What Higgenbotham didn’t tell her readers, is that this is a quid pro quo; for the last year, BT has been expanding Vodafone’s broadband network as part of its 21st century networking (21CN) project. She reported:

BT Group introduced packages earlier this week that add mobile broadband to home services such as voice, web and video that it provides to customers. By coming out with a combined mobile and fixed broadband package, it’s mirroring a trial plan offered by AT&T and recognizing that mobile broadband can be a good complement to wired broadband, especially as consumers start adding netbooks and other mobile devices to their lives. 

Her comment was:

“If such offerings take off, AT&T and Verizon have an obvious advantage, but smaller carriers such as T-Mobile and Sprint could stand to benefit if other ISPs want to resell time on their networks. For example, BT is reselling mobile access from Vodafone to create its package.” 

Similarly, Reuters quoted Ovum consultant analyst Steve Hartley in its analysis. Hartley worried:

“BT is able to leverage its strength in fixed broadband, which makes this stand out from the `me too’ mobile broadband offers that have flooded the UK market over the past eighteen months. Our main concerns for this offer hinge on the amount BT is paying to use Vodafone’s network,” 

  – making it appear that Reuters and Ovum are unaware of the full scope of the back-room deal between Voda and BT.

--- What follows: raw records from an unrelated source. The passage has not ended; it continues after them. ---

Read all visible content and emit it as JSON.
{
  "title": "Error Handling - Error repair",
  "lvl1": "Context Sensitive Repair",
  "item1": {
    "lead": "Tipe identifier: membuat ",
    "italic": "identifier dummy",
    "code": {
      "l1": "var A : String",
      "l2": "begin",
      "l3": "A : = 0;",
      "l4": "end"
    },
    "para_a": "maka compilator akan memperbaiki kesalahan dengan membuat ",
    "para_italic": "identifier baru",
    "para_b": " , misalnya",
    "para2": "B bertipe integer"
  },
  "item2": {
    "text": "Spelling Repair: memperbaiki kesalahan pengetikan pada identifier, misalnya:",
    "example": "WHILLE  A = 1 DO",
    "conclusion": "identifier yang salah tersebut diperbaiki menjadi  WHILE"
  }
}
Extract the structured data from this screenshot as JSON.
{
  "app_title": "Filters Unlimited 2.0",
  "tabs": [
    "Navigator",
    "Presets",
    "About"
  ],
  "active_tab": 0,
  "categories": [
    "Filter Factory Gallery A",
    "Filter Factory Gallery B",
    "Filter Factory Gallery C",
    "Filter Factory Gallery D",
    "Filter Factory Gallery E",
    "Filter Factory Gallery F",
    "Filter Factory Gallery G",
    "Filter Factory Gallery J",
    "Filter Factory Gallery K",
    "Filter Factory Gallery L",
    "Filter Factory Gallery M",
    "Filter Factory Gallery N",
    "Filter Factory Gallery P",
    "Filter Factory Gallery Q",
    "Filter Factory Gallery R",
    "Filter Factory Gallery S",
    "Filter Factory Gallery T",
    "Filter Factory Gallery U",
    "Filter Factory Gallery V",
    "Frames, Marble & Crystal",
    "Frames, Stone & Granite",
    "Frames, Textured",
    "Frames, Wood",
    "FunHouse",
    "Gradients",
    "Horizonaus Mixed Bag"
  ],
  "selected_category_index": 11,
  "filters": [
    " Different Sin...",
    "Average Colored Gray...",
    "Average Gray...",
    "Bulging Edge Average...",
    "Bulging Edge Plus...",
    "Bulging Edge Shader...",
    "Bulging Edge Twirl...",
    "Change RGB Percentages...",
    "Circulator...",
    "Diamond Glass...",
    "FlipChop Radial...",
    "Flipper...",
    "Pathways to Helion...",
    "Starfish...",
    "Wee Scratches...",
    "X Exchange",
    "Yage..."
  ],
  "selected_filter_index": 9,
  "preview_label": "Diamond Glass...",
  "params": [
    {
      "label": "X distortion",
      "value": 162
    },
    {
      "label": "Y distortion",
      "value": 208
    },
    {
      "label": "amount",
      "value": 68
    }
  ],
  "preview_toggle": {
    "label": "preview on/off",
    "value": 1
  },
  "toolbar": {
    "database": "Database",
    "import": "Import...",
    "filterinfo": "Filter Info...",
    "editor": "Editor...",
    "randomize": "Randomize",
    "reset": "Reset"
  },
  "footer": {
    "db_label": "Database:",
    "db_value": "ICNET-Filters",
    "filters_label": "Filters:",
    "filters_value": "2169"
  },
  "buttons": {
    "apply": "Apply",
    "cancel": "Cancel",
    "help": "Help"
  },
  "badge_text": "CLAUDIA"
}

The deal could be crucial. All the big mobile operators originally budgeted huge income from mobile data. When phone users simply didn’t use the technology, and when the first model iPhone used 2.5G data (GPRS) they all dived into the market with super-cheap data deals based on (primarily) Huawei modems for notebook and netbook users.

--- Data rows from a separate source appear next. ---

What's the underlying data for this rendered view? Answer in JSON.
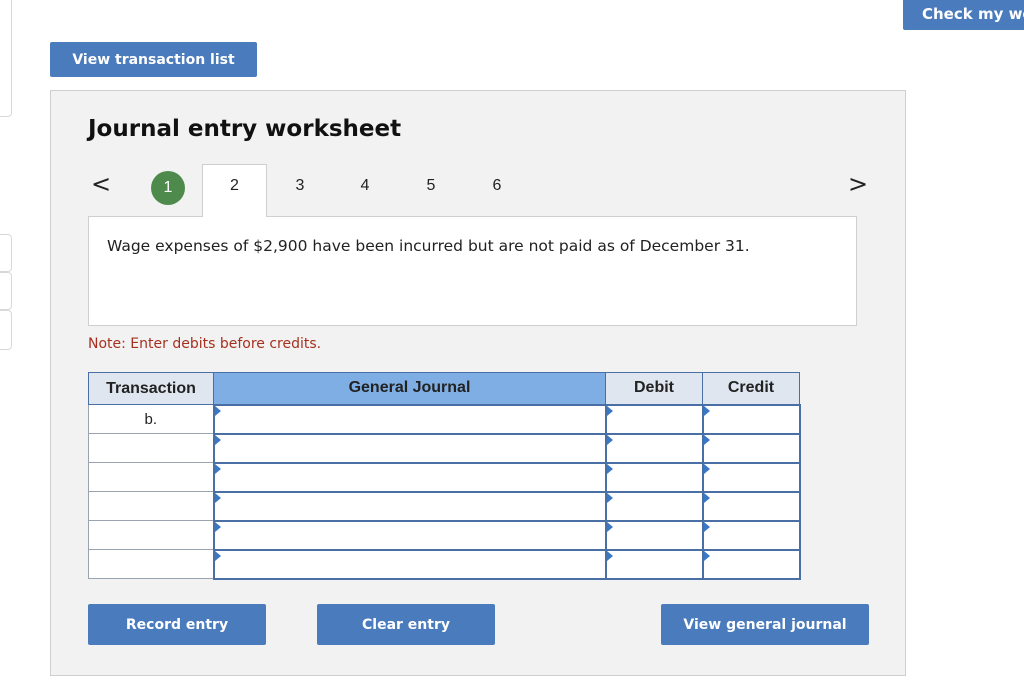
{
  "header": {
    "view_transactions_label": "View transaction list",
    "check_work_label": "Check my wo"
  },
  "worksheet": {
    "title": "Journal entry worksheet",
    "steps": [
      "1",
      "2",
      "3",
      "4",
      "5",
      "6"
    ],
    "current_step": "2",
    "completed_steps": [
      "1"
    ],
    "prev_arrow": "<",
    "next_arrow": ">",
    "description": "Wage expenses of $2,900 have been incurred but are not paid as of December 31.",
    "note": "Note: Enter debits before credits."
  },
  "journal_table": {
    "headers": {
      "transaction": "Transaction",
      "general_journal": "General Journal",
      "debit": "Debit",
      "credit": "Credit"
    },
    "rows": [
      {
        "transaction": "b.",
        "account": "",
        "debit": "",
        "credit": ""
      },
      {
        "transaction": "",
        "account": "",
        "debit": "",
        "credit": ""
      },
      {
        "transaction": "",
        "account": "",
        "debit": "",
        "credit": ""
      },
      {
        "transaction": "",
        "account": "",
        "debit": "",
        "credit": ""
      },
      {
        "transaction": "",
        "account": "",
        "debit": "",
        "credit": ""
      },
      {
        "transaction": "",
        "account": "",
        "debit": "",
        "credit": ""
      }
    ]
  },
  "actions": {
    "record_label": "Record entry",
    "clear_label": "Clear entry",
    "view_journal_label": "View general journal"
  },
  "colors": {
    "button_blue": "#4a7bbd",
    "step_done_green": "#4e8a4b",
    "note_red": "#a6301f",
    "header_blue": "#7eaee3"
  }
}
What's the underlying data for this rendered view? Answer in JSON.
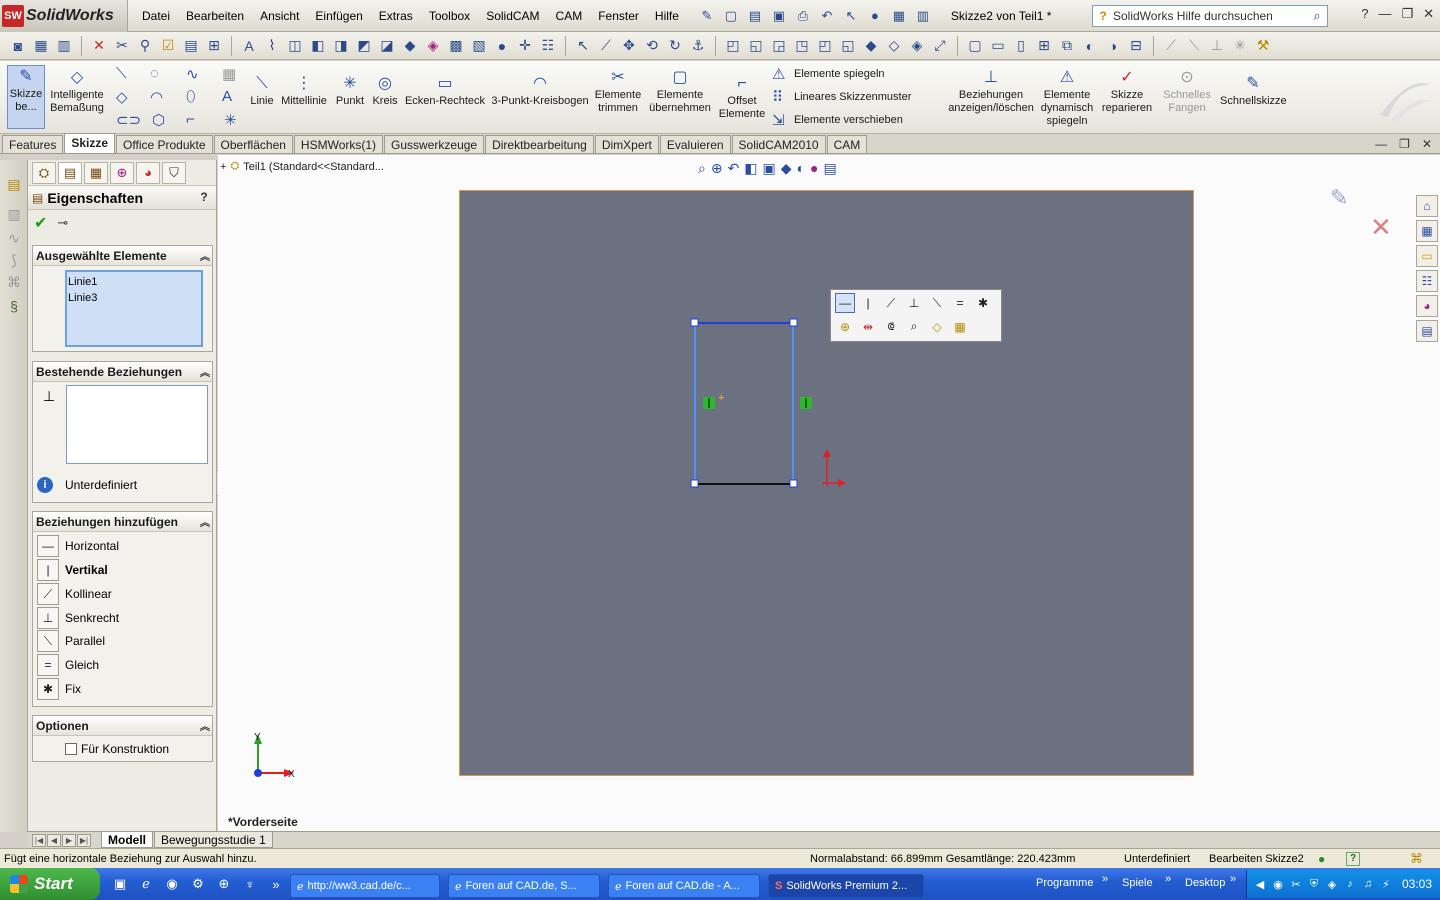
{
  "app": {
    "logo": "SolidWorks",
    "logo_badge": "SW",
    "menus": [
      "Datei",
      "Bearbeiten",
      "Ansicht",
      "Einfügen",
      "Extras",
      "Toolbox",
      "SolidCAM",
      "CAM",
      "Fenster",
      "Hilfe"
    ],
    "doc_title": "Skizze2 von Teil1 *",
    "help_search_placeholder": "SolidWorks Hilfe durchsuchen"
  },
  "commands": {
    "sketch": "Skizze be...",
    "smart_dim": "Intelligente Bemaßung",
    "line": "Linie",
    "centerline": "Mittellinie",
    "point": "Punkt",
    "circle": "Kreis",
    "corner_rect": "Ecken-Rechteck",
    "arc3": "3-Punkt-Kreisbogen",
    "trim": "Elemente trimmen",
    "convert": "Elemente übernehmen",
    "offset": "Offset Elemente",
    "mirror": "Elemente spiegeln",
    "linear_pattern": "Lineares Skizzenmuster",
    "move": "Elemente verschieben",
    "relations": "Beziehungen anzeigen/löschen",
    "dyn_mirror": "Elemente dynamisch spiegeln",
    "repair": "Skizze reparieren",
    "quick_snap": "Schnelles Fangen",
    "rapid_sketch": "Schnellskizze"
  },
  "tabs": [
    "Features",
    "Skizze",
    "Office Produkte",
    "Oberflächen",
    "HSMWorks(1)",
    "Gusswerkzeuge",
    "Direktbearbeitung",
    "DimXpert",
    "Evaluieren",
    "SolidCAM2010",
    "CAM"
  ],
  "active_tab": "Skizze",
  "property_manager": {
    "title": "Eigenschaften",
    "help": "?",
    "selected_group": "Ausgewählte Elemente",
    "selected_items": [
      "Linie1",
      "Linie3"
    ],
    "existing_group": "Bestehende Beziehungen",
    "status": "Unterdefiniert",
    "add_group": "Beziehungen hinzufügen",
    "relations": [
      {
        "label": "Horizontal",
        "glyph": "—",
        "bold": false
      },
      {
        "label": "Vertikal",
        "glyph": "|",
        "bold": true
      },
      {
        "label": "Kollinear",
        "glyph": "⟋",
        "bold": false
      },
      {
        "label": "Senkrecht",
        "glyph": "⊥",
        "bold": false
      },
      {
        "label": "Parallel",
        "glyph": "⟍",
        "bold": false
      },
      {
        "label": "Gleich",
        "glyph": "=",
        "bold": false
      },
      {
        "label": "Fix",
        "glyph": "✱",
        "bold": false
      }
    ],
    "options_group": "Optionen",
    "construction_label": "Für Konstruktion"
  },
  "tree_head": "Teil1  (Standard<<Standard...",
  "view_label": "*Vorderseite",
  "axis": {
    "x": "X",
    "y": "Y"
  },
  "bottom_tabs": [
    "Modell",
    "Bewegungsstudie 1"
  ],
  "status": {
    "message": "Fügt eine horizontale Beziehung zur Auswahl hinzu.",
    "distance": "Normalabstand: 66.899mm Gesamtlänge: 220.423mm",
    "state": "Unterdefiniert",
    "editing": "Bearbeiten Skizze2",
    "help": "?"
  },
  "taskbar": {
    "start": "Start",
    "items": [
      "http://ww3.cad.de/c...",
      "Foren auf CAD.de, S...",
      "Foren auf CAD.de - A...",
      "SolidWorks Premium 2..."
    ],
    "links": [
      "Programme",
      "Spiele",
      "Desktop"
    ],
    "clock": "03:03"
  },
  "colors": {
    "sheet": "#6c7181",
    "sketch_line": "#2e7be0",
    "accent": "#2b4da0"
  }
}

Within a year, the lavishly generous offerings were turning out to be over-subscribed.

Deals, previously sold as “unlimited” have been transformed into “acceptable use limited” small-print quibbles by those operators who can actually monitor how much data individual users consume. One or two cannot.

One consultant, having worked with Vodafone/BT on the 21CN project, told Unthinkable that “within a year, the only UK network to be able to keep increasing its mobile data bandwidth, will be Vodafone. All the rest will have severe contention problems, with too many users clustering round too little backhaul.”

And a technical contractor for one large European-wide operator confided, off the record: “We keep telling the marketing people that we simply can’t carry on growing this market. They aren’t interested, because they know we can grow at the current rate for another three months. We say ‘But in a year, we’ll be swamped!’ but marketing doesn’t have to deal with that yet, so they ignore us.”